‘Revolution’ was supposed to help save NBC.
Instead, it might need some saving itself.
The show – created by Eric Kripke of ‘Supernatural’ and
executive produced by JJ Abrams (‘Lost’) – ‘Revolution’ was supposed to be high
concept and addicting.
In a nutshell, ‘Revolution’ is set 15 years after some “event”
turned off all the power. That means no lights, no cars, no television and no
government. Why the government fails in this world when it managed to go on just fine in the days before we had any of that technology is beyond me. I guess you're supposed to just suspend disbelief.
I tuned into ‘Revolution’ with a great deal of hope Tuesday
night. I left feeling a little disappointed.
It’s not that ‘Revolution’ doesn’t have promise – because it
does. It just has problems with follow-through.
First off, series lead Billy Burke as Miles Matheson has the
most potential as a character. As a former military man that now spends his
time hiding from the military – including his former friend – Miles has a lot
of intrigue surrounding his character.
Burke is the strongest actor in the bunch so far – but Elizabeth
Mitchell is joining the show full-time in a few episodes. While show runners
have been cagey about Mitchell’s position on the show, I don’t doubt that her
Rachel Matheson is probably still alive. I can’t see them bringing on an actress
of Mitchell’s caliber and wasting her on flashbacks.
The other character I immediately connected with was Zak
Orth’s Aaron, a former Google executive that wanders around in an ACDC shirt.
We don’t know a lot about him yet, but he’s clearly going to be the new Hurley.
The initial set-up of ‘Revolution’ was done so fast that it
felt forced to me. When ‘Lost’ was launched they did it smartly, with a
two-hour debut and a lot of set-up.
‘Revolution’ has absolutely no set-up.
I like a show that is about mystery, but ‘Revolution’ needs
to slow down a little bit and let the viewer explore the new world they’ve
created. Instead of doing that, the writers tossed everything at the wall in an
attempt to see what stuck.
The mysteries should be doled out slowly. We need to get a
feel for these characters. Clearly Charlotte and Danny Matheson – Miles’ niece
and nephew – are supposed to be the heart and soul of the show. The problem is,
they’re so poorly outlined in the first episode they have no rooting value.
Instead we have a nonsensical love interest thrown at
Charlotte and a mysterious savior – and then betrayer – named Grace meet up
Pacing problems aside, I still feel like ‘Revolution’ has a
lot to offer fans. I think the additions
of Mitchell and Kim Raver are bound to balance out the cast and root it in some
form of reality.
Fans should remember, even though ‘Lost’ was set in a
fantastic world of polar bears, smoke monsters and mysterious hatches, the
strength of the show was that the characters were grounded in reality.
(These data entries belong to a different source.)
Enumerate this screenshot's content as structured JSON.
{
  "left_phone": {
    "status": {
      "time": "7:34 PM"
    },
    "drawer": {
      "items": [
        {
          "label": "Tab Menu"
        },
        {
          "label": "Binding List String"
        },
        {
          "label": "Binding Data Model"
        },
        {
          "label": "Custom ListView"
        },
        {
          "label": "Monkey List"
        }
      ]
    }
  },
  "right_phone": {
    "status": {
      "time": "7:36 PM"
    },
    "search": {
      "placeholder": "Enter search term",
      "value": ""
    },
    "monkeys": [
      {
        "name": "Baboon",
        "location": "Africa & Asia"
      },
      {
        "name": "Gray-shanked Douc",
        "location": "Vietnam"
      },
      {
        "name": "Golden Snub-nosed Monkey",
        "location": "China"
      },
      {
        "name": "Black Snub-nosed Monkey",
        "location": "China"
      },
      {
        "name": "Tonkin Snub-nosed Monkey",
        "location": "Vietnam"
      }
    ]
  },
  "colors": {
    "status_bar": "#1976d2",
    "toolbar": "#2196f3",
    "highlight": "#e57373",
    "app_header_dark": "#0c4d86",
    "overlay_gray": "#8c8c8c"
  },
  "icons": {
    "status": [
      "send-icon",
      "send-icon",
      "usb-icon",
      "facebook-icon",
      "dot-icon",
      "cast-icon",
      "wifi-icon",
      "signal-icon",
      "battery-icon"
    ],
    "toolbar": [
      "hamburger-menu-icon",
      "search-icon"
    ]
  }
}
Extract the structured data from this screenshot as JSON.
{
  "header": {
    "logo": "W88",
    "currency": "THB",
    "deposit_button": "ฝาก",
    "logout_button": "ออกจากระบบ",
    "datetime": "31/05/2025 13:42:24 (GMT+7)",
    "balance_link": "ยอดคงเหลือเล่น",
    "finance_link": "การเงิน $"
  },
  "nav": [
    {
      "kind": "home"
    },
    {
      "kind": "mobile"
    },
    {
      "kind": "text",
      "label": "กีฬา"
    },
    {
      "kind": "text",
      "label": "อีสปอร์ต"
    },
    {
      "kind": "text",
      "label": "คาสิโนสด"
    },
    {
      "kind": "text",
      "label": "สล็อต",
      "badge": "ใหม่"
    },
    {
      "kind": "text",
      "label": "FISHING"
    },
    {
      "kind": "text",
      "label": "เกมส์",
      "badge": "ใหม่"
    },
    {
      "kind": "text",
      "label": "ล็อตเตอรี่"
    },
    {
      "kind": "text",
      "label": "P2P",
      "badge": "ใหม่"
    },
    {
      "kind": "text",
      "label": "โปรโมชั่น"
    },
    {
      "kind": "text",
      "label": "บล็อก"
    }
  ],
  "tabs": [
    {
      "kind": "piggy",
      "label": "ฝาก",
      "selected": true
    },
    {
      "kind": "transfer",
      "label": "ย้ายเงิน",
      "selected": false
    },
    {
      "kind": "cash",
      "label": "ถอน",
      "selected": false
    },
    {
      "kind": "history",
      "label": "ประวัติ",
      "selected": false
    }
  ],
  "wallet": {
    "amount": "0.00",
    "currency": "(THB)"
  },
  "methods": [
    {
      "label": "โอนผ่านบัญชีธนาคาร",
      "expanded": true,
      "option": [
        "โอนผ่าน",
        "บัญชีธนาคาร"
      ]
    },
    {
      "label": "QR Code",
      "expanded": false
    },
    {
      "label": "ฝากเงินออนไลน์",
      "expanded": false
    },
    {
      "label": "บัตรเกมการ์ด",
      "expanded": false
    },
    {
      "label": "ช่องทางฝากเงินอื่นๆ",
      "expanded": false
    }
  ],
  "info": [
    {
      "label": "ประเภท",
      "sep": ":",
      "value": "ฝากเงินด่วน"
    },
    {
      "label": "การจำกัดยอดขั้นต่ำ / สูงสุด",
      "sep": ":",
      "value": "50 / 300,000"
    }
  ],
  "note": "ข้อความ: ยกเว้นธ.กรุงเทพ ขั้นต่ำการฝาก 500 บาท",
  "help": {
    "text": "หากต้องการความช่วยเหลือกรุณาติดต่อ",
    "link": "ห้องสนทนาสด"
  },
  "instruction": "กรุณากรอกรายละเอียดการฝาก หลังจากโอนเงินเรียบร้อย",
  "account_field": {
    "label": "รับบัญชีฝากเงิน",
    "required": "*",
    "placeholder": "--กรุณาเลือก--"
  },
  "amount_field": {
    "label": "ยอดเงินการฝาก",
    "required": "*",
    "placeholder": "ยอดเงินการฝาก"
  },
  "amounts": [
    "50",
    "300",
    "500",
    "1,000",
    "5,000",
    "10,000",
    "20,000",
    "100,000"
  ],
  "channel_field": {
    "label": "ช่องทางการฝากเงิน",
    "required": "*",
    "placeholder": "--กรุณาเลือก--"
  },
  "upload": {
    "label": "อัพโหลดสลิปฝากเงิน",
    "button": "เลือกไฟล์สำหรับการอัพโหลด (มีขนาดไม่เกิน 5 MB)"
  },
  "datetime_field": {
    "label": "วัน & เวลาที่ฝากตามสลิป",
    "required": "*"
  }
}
That’s clearly needs to be done with the ‘Revolution’
The series had strong ratings Monday – with 11.7 million
viewers tuning in. To hold on to those viewers, though, you have to give them
what they want. They want action, adventure, solid writing and believable character
Kripke and Abrams have done this numerous times before. Let’s
hope they can do it again this time.